Lehmann Maupin (201 Christie)
201 Chrystie St., 212-254-0054
East Village / Lower East Side
November 29, 2007 - February 2, 2008
Reception: Thursday, November 29, 6 - 8 PM
Web Site

To inaugurate our new second location at 201 Chrystie Street, Lehmann Maupin Gallery is pleased to announce the exhibition of Reflection by Do Ho Suh, a continuation of the exhibition at Lehmann Maupin Gallery’s Chelsea location at 540 West 26th Street.

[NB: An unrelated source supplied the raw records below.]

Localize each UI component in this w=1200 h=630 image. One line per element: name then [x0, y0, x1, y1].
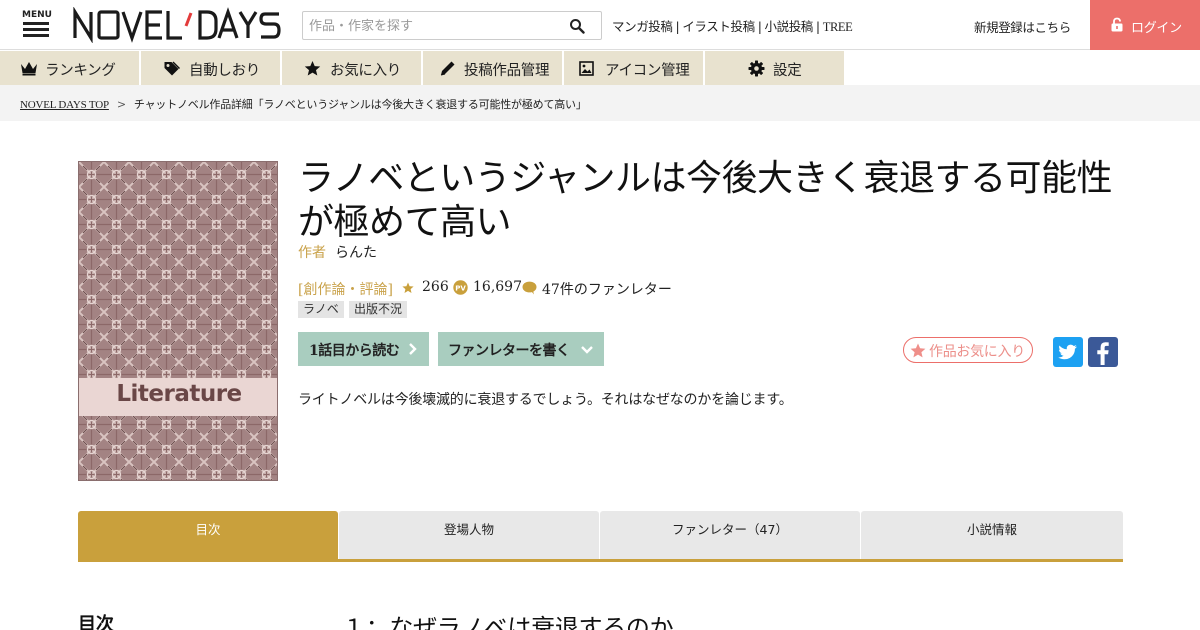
site-header: MENU 作品・作家を探す マンガ投稿 | イラスト投稿 | 小説投稿 | TR…: [0, 0, 1200, 50]
tab-fan-letters[interactable]: ファンレター（47）: [600, 511, 860, 559]
search-input[interactable]: [309, 15, 559, 37]
nav-label: アイコン管理: [605, 63, 690, 79]
hamburger-icon-bar: [23, 34, 49, 37]
login-label: ログイン: [1131, 21, 1182, 36]
nav-item-manage-icons[interactable]: アイコン管理: [564, 51, 704, 85]
link-separator: |: [675, 19, 680, 34]
nav-item-settings[interactable]: 設定: [705, 51, 845, 85]
gear-icon: [748, 60, 765, 77]
cover-image: Literature: [78, 161, 278, 481]
breadcrumb-home-link[interactable]: NOVEL DAYS TOP: [20, 99, 109, 111]
star-count: 266: [422, 279, 449, 295]
menu-label: MENU: [22, 10, 52, 20]
facebook-share-button[interactable]: [1088, 337, 1118, 367]
star-icon: [910, 343, 926, 358]
logo-icon: [73, 6, 281, 44]
nav-item-ranking[interactable]: ランキング: [0, 51, 140, 85]
chevron-down-icon: [581, 346, 593, 354]
read-from-first-button[interactable]: 1話目から読む: [298, 332, 429, 366]
nav-label: ランキング: [45, 63, 116, 79]
hamburger-icon: [23, 22, 49, 25]
tag-chip[interactable]: 出版不況: [349, 301, 408, 318]
favorite-label: 作品お気に入り: [929, 344, 1025, 360]
twitter-share-button[interactable]: [1053, 337, 1083, 367]
twitter-icon: [1058, 344, 1077, 360]
work-description: ライトノベルは今後壊滅的に衰退するでしょう。それはなぜなのかを論じます。: [298, 392, 793, 408]
fan-letter-count[interactable]: 47件のファンレター: [542, 279, 672, 299]
tab-contents[interactable]: 目次: [78, 511, 338, 559]
breadcrumb-bar: NOVEL DAYS TOP > チャットノベル作品詳細「ラノベというジャンルは今後…: [0, 85, 1200, 121]
pen-icon: [440, 61, 455, 76]
nav-label: お気に入り: [330, 63, 401, 79]
star-icon: [304, 61, 321, 76]
facebook-icon: [1097, 342, 1109, 365]
content-tabs: 目次 登場人物 ファンレター（47） 小説情報: [78, 511, 1123, 562]
nav-item-manage-works[interactable]: 投稿作品管理: [423, 51, 563, 85]
author-label: 作者: [298, 245, 326, 261]
pv-badge-label: PV: [455, 284, 466, 292]
nav-label: 設定: [773, 63, 802, 79]
manga-post-link[interactable]: マンガ投稿: [612, 19, 673, 34]
favorite-work-button[interactable]: 作品お気に入り: [903, 337, 1033, 363]
site-logo[interactable]: [72, 6, 284, 44]
pv-icon: PV: [453, 280, 468, 295]
post-links: マンガ投稿 | イラスト投稿 | 小説投稿 | TREE: [612, 16, 853, 35]
breadcrumb-current: チャットノベル作品詳細「ラノベというジャンルは今後大きく衰退する可能性が極めて高…: [133, 98, 587, 111]
nav-item-favorites[interactable]: お気に入り: [282, 51, 422, 85]
breadcrumb: NOVEL DAYS TOP > チャットノベル作品詳細「ラノベというジャンルは今後…: [20, 96, 587, 112]
write-fan-letter-button[interactable]: ファンレターを書く: [438, 332, 604, 366]
link-separator: |: [757, 19, 762, 34]
cover-pattern: [79, 162, 277, 480]
chapter-link[interactable]: １：なぜラノベは衰退するのか: [342, 608, 674, 630]
work-title: ラノベというジャンルは今後大きく衰退する可能性が極めて高い: [298, 158, 1112, 243]
main-nav: ランキング 自動しおり お気に入り 投稿作品管理 アイコン管理 設定: [0, 51, 1200, 85]
bookmark-tag-icon: [164, 61, 180, 76]
search-icon[interactable]: [569, 18, 585, 34]
genre-link[interactable]: [創作論・評論]: [298, 279, 393, 299]
pv-count: 16,697: [473, 279, 522, 295]
link-separator: |: [815, 19, 820, 34]
crown-icon: [21, 62, 37, 76]
breadcrumb-separator: >: [116, 98, 126, 111]
tab-novel-info[interactable]: 小説情報: [861, 511, 1123, 559]
lock-icon: [1111, 17, 1123, 32]
tab-characters[interactable]: 登場人物: [339, 511, 599, 559]
image-icon: [579, 61, 594, 76]
chevron-right-icon: [409, 343, 417, 355]
register-link[interactable]: 新規登録はこちら: [974, 17, 1071, 36]
toc-heading: 目次: [78, 614, 114, 630]
cover-label: Literature: [116, 381, 242, 407]
novel-post-link[interactable]: 小説投稿: [765, 19, 814, 34]
search-box: [302, 11, 602, 40]
read-button-label: 1話目から読む: [309, 343, 400, 359]
illust-post-link[interactable]: イラスト投稿: [682, 19, 755, 34]
star-icon: [402, 282, 414, 293]
tree-link[interactable]: TREE: [823, 20, 853, 34]
login-button[interactable]: ログイン: [1090, 0, 1200, 50]
nav-label: 自動しおり: [189, 63, 260, 79]
author-name[interactable]: らんた: [335, 242, 377, 262]
fan-letter-button-label: ファンレターを書く: [448, 343, 570, 359]
speech-bubble-icon: [522, 281, 537, 295]
tag-chip[interactable]: ラノベ: [298, 301, 344, 318]
nav-item-auto-bookmark[interactable]: 自動しおり: [141, 51, 281, 85]
menu-button[interactable]: MENU: [22, 10, 52, 40]
hamburger-icon-bar: [23, 28, 49, 31]
nav-label: 投稿作品管理: [464, 63, 550, 79]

Reflection expands Suh’s series of architectural spaces comprised of translucent fabric. During 1990s the artist replicated a number of homes he inhabited at various times around the world. These all culminated in The Perfect Home (2002), an amalgamation of Suh’s fragmented visual memories. Following The Perfect Home, Suh turned towards specific structures of transition such as staircases, hallways, and gates. “The space I’m interested in is not only a physical one, but an intangible, metaphorical and psychological one. For me, space is that which encompasses everything. So in that sense, one could say that my art looks at diverse forms and media through the prism called reflection on space” (Suh, 2003). Reflection is a replica of the gate between the main house and the children’s bedroom of Suh’s parents’ home in Korea. The double gate separated by a translucent floor was first exhibited at the Hermes headquarters in Tokyo and this will be its premier in the United State s. The artist believes that the doorway of the gate was intentionally designed low so that all those entering and leaving the home were obliged to bow theirs heads as a way of showing respect. Suh has faithfully re-created each aspect of the original gate from the dragon design to the brickwork. The fabric –– flexible, transparent, porous, and permeable ––blurs the boundaries and conventional definitions of the object. He views it not only as a gate –– or rather the memory of a gate –– but also as a space for individual contemplation. In this way, the viewer is asked to meditate on how one remembers images and space and how these aspects open questions regarding the human mind.